Concept. A Transaction Manager is the orchestrator that runs scheduling, locking, write-ahead logging, deadlock detection, and recovery as one cooperating system, making thousands of concurrent transactions look like each ran alone, with the database in a consistent state at every moment.

Intuition. When Mickey buys Premium while Minnie updates her profile and Daffy adds a song, the TM routes each one through the scheduler (interleave for throughput), the lock manager (block them only on rows they share), the WAL (log every change before it touches the data), and, if the server crashes, the recovery manager (replay committed work, roll back the rest). One coherent execution, four cooperating components, ACID preserved.

You assembled these pieces at the close of the Transactions module, in Connecting It All Together. This page is the reference architecture: the whole Transaction Manager in one diagram. The next page runs it: Three Transactions traces a concrete execution. Recovery itself, the two-pass algorithm, you saw in the last section.

The Architecture

Transaction Manager architecture: User Transactions enter the TM (Scheduler, Lock Manager, Write-Ahead Log, Deadlock Detector, Recovery Manager) and a consistent ACID Database State comes out.

Figure 1. Five components, one guarantee. The scheduler keeps the interleaving conflict-serializable (Consistency); the lock manager enforces 2PL with O(1) hash lookups (Isolation); the WAL logs every change before the data page moves (Durability); the deadlock detector watches the waits-for graph and aborts a victim on a cycle; the recovery manager runs Analysis, REDO, and UNDO after a crash (Atomicity).

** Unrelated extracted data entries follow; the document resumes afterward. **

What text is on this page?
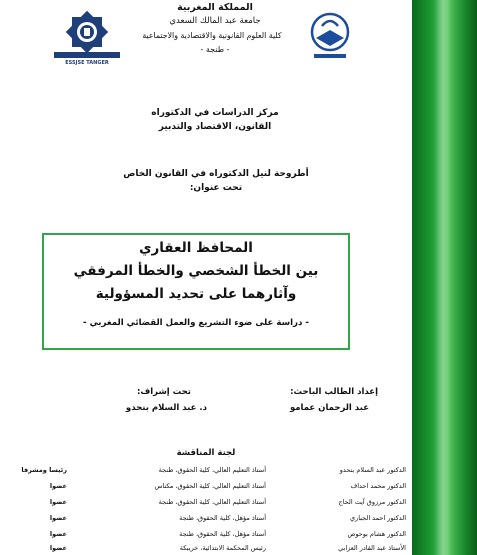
ESSJSE TANGER
المملكة المغربية
جامعة عبد المالك السعدي
كلية العلوم القانونية والاقتصادية والاجتماعية
- طنجة -
مركز الدراسات في الدكتوراه
القانون، الاقتصاد والتدبير
أطروحة لنيل الدكتوراه في القانون الخاص
تحت عنوان:
المحافظ العقاري
بين الخطأ الشخصي والخطأ المرفقي
وآثارهما على تحديد المسؤولية
- دراسة على ضوء التشريع والعمل القضائي المغربي -
إعداد الطالب الباحث:
عبد الرحمان عمامو
تحت إشراف:
د. عبد السلام بنحدو
لجنة المناقشة
الدكتور عبد السلام بنحدو
أستاذ التعليم العالي، كلية الحقوق، طنجة
رئيسا ومشرفا
الدكتور محمد احداف
أستاذ التعليم العالي، كلية الحقوق، مكناس
عضوا
الدكتور مرزوق آيت الحاج
أستاذ التعليم العالي، كلية الحقوق، طنجة
عضوا
الدكتور احمد الجباري
أستاذ مؤهل، كلية الحقوق، طنجة
عضوا
الدكتور هشام بوحوص
أستاذ مؤهل، كلية الحقوق، طنجة
عضوا
الأستاذ عبد القادر العزابي
رئيس المحكمة الابتدائية، خريبكة
عضوا
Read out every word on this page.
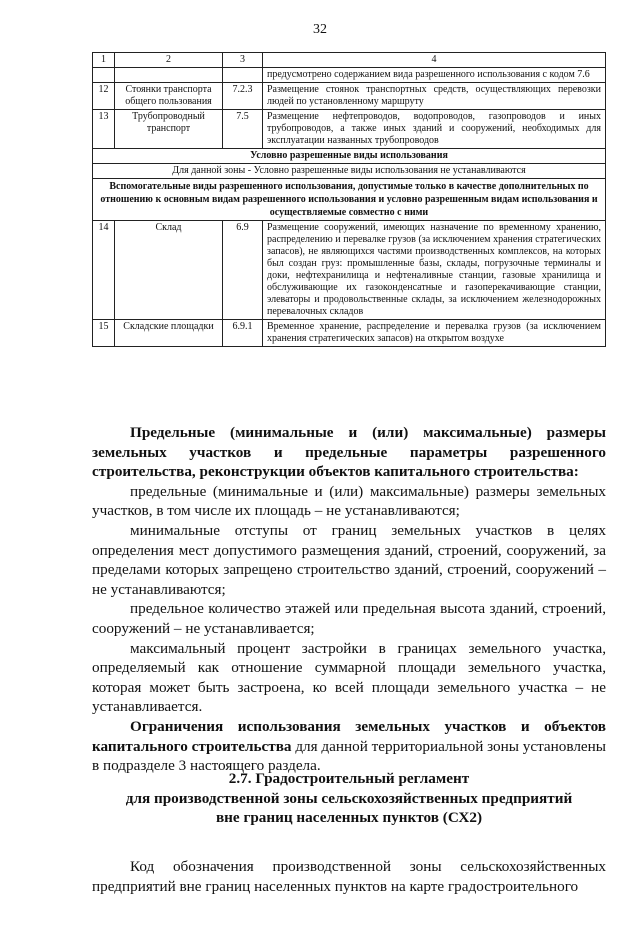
32
1	2	3	4
			предусмотрено содержанием вида разрешенного использования с кодом 7.6
12	Стоянки транспорта общего пользования	7.2.3	Размещение стоянок транспортных средств, осуществляющих перевозки людей по установленному маршруту
13	Трубопроводный транспорт	7.5	Размещение нефтепроводов, водопроводов, газопроводов и иных трубопроводов, а также иных зданий и сооружений, необходимых для эксплуатации названных трубопроводов
Условно разрешенные виды использования			
Для данной зоны - Условно разрешенные виды использования не устанавливаются			
Вспомогательные виды разрешенного использования, допустимые только в качестве дополнительных по отношению к основным видам разрешенного использования и условно разрешенным видам использования и осуществляемые совместно с ними			
14	Склад	6.9	Размещение сооружений, имеющих назначение по временному хранению, распределению и перевалке грузов (за исключением хранения стратегических запасов), не являющихся частями производственных комплексов, на которых был создан груз: промышленные базы, склады, погрузочные терминалы и доки, нефтехранилища и нефтеналивные станции, газовые хранилища и обслуживающие их газоконденсатные и газоперекачивающие станции, элеваторы и продовольственные склады, за исключением железнодорожных перевалочных складов
15	Складские площадки	6.9.1	Временное хранение, распределение и перевалка грузов (за исключением хранения стратегических запасов) на открытом воздухе

Предельные (минимальные и (или) максимальные) размеры земельных участков и предельные параметры разрешенного строительства, реконструкции объектов капитального строительства:

предельные (минимальные и (или) максимальные) размеры земельных участков, в том числе их площадь – не устанавливаются;

минимальные отступы от границ земельных участков в целях определения мест допустимого размещения зданий, строений, сооружений, за пределами которых запрещено строительство зданий, строений, сооружений – не устанавливаются;

предельное количество этажей или предельная высота зданий, строений, сооружений – не устанавливается;

максимальный процент застройки в границах земельного участка, определяемый как отношение суммарной площади земельного участка, которая может быть застроена, ко всей площади земельного участка – не устанавливается.

Ограничения использования земельных участков и объектов капитального строительства для данной территориальной зоны установлены в подразделе 3 настоящего раздела.

2.7. Градостроительный регламент
для производственной зоны сельскохозяйственных предприятий
вне границ населенных пунктов (СХ2)

Код обозначения производственной зоны сельскохозяйственных предприятий вне границ населенных пунктов на карте градостроительного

Together they turn concurrent transactions into one consistent state.

Jump to a component: Scheduler · Lock Manager · Write-Ahead Log · Deadlock Detector · Recovery Manager

Five Components, Four Firing

Watch the components run together on a no-conflict trace. Mickey buys Premium, Minnie updates her profile, and Daffy adds a song, all at the same instant. Because the three touch different tuples, the deadlock detector has nothing to do: five components, four firing.

Three transactions on different tuples (Mickey blue, Minnie orange, Daffy violet) flow through the Scheduler, Lock Manager, and Write-Ahead Log; the Deadlock Detector stays grey and idle; the Recovery Manager stands by; the result is one consistent committed state.

Figure 2. One coherent execution. The scheduler routes each transaction to a thread, the lock manager grants all three locks with no waiting (the rows do not overlap), and the WAL logs every change before its commit becomes durable. The deadlock detector stays quiet because there is no waits-for cycle, and the recovery manager only acts if the server crashes. ACID preserved.


Why It Scales

Out of about 1000 concurrent transactions, ~980 touch independent rows (green) and never wait; only 10 to 20 actually conflict (amber). Three design choices keep this cheap: O(1) hash lock checks, a sequential WAL, and separation of concerns. The takeaway: a million transactions per second on commodity hardware.

Figure 3. Most transactions never touch the same row, so most never wait. Out of roughly a thousand concurrent transactions, only ten to twenty actually conflict. A hash table makes each lock check O(1), the WAL turns scattered updates into one sequential stream, and each component does one job behind a tiny interface. That separation of concerns is what lets a database run a million transactions per second on commodity hardware.